また、鑑真(がんじん)の持戒第一の弟子で「東国の化主(けしゅ)」と崇められた道忠も、関東地方で積極的に活動し、上野国の緑野寺(みどのでら)、下野国の大慈寺、武蔵国の慈光寺(埼玉県秩父、または入間郡幾川村)などの寺院を興した。これらを基盤として、関東諸国からは二代座主(ざす)の円澄、三代座主の円仁(えんにん)、四代座主の安恵(あんえ)をはじめとして、初期天台宗の座主が輩出したのである。
このうち円澄は、武蔵国埼玉郡の人で、姓は壬生(みぶ)氏である。宝亀二年(七七一)に生まれ、一八歳で道忠の弟子になり、二八歳で比叡山に上り、義真に次ぐ第二代の座主になった。承和四年(八三七)、六六歳で卒している(資一―149)。

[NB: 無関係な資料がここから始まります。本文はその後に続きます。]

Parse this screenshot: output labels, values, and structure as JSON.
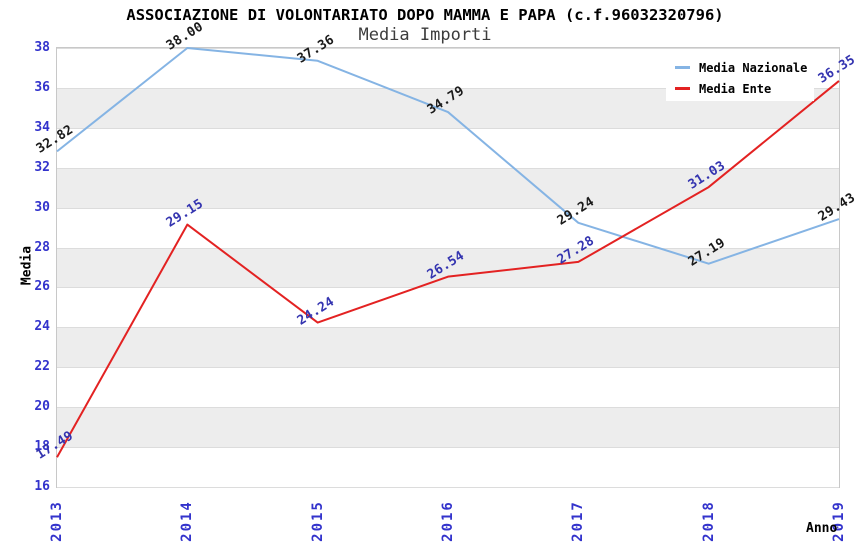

承和十二年(八四五)、前男衾(おぶすま)郡大領の壬生吉士(みぶのきし)福正が、神火によって消失した武蔵国分寺の七重塔の再建を申請し、許可されているが(資一―164)、福正の居地は慈光寺と緑野寺とを結ぶ線上にあり、この福正の行為も、ここを活動の舞台としていた道忠門下の僧と知識の影響を受けてのものであったとの指摘もある(前沢和之「関東の古代寺院」『新版 古代の日本 第八巻 関東』角川書店 一九九二)。
関東の古代寺院は、国分寺や定額(じょうがく)寺ではなしえなかった宗教活動の舞台となったのであり、それを支えたのは、郡司層に率いられた広範な民衆なのであった。
なお、承和二年(八三五)、石瀬(いわせ)河(多摩川)と住田河(隅田川)に浮橋と布施屋を造り、渡船の数を増やすことが命じられているが(資一―148)、その預(あずかり)となったのは、大安寺僧の忠一(ちゅういつ)であった。この忠一も、武蔵国と何らかの関わりのあった僧であった可能性が高い。
一方、武蔵国出身の僧で特筆すべきは、法隆寺東院の道詮(どうせん)である。道詮は、武蔵国の生まれで姓氏は不詳、法隆寺東院の院主寿仁(じゅにん)の弟子として出家し、東大寺玄耀(げんよう)に従って三論を究め、真言密教をも修めた。嘉承三年(八五〇)、仁明天皇の授戒の師に定められた。天安元年(八五七)、文徳天皇の御前において、読経の僧のうちもっとも優れた者六、七人が論議を行ったが、道詮はその座主とされた。聖徳太子を崇敬し、荒廃した法隆寺東院の再興を願い、貞観元年(八五九)、勅許を得て再建を果たした。晩年も法隆寺の学問の振興をはかり、貞観十八年(あるいは十五年)、入滅した。その坐像が東院夢殿内に安置されている。
図4―72 塑造道詮律師坐像(法隆寺夢殿)
一方、武蔵国における広範な仏教振興を示す例として、写経に関する史料を最後に挙げる。承和六年(八三九)、武蔵など関東七国に、分担して一切経一部を書写することが命じられた(資一―153)。それに関するものか、承和十四年には、武蔵国分寺僧最安が大菩薩蔵経巻十三を書写している(資一―171)。仁寿三年(八五三)にも、武蔵・信濃両国に、一切経各一部を書写することが命じられている(資一―182)。一切経とは、経・律・論の三蔵その他、釈疏までを含むものであるが、この膨大な量の経典を書写することのできた当時の東国仏教の実力は、容易に想像できよう。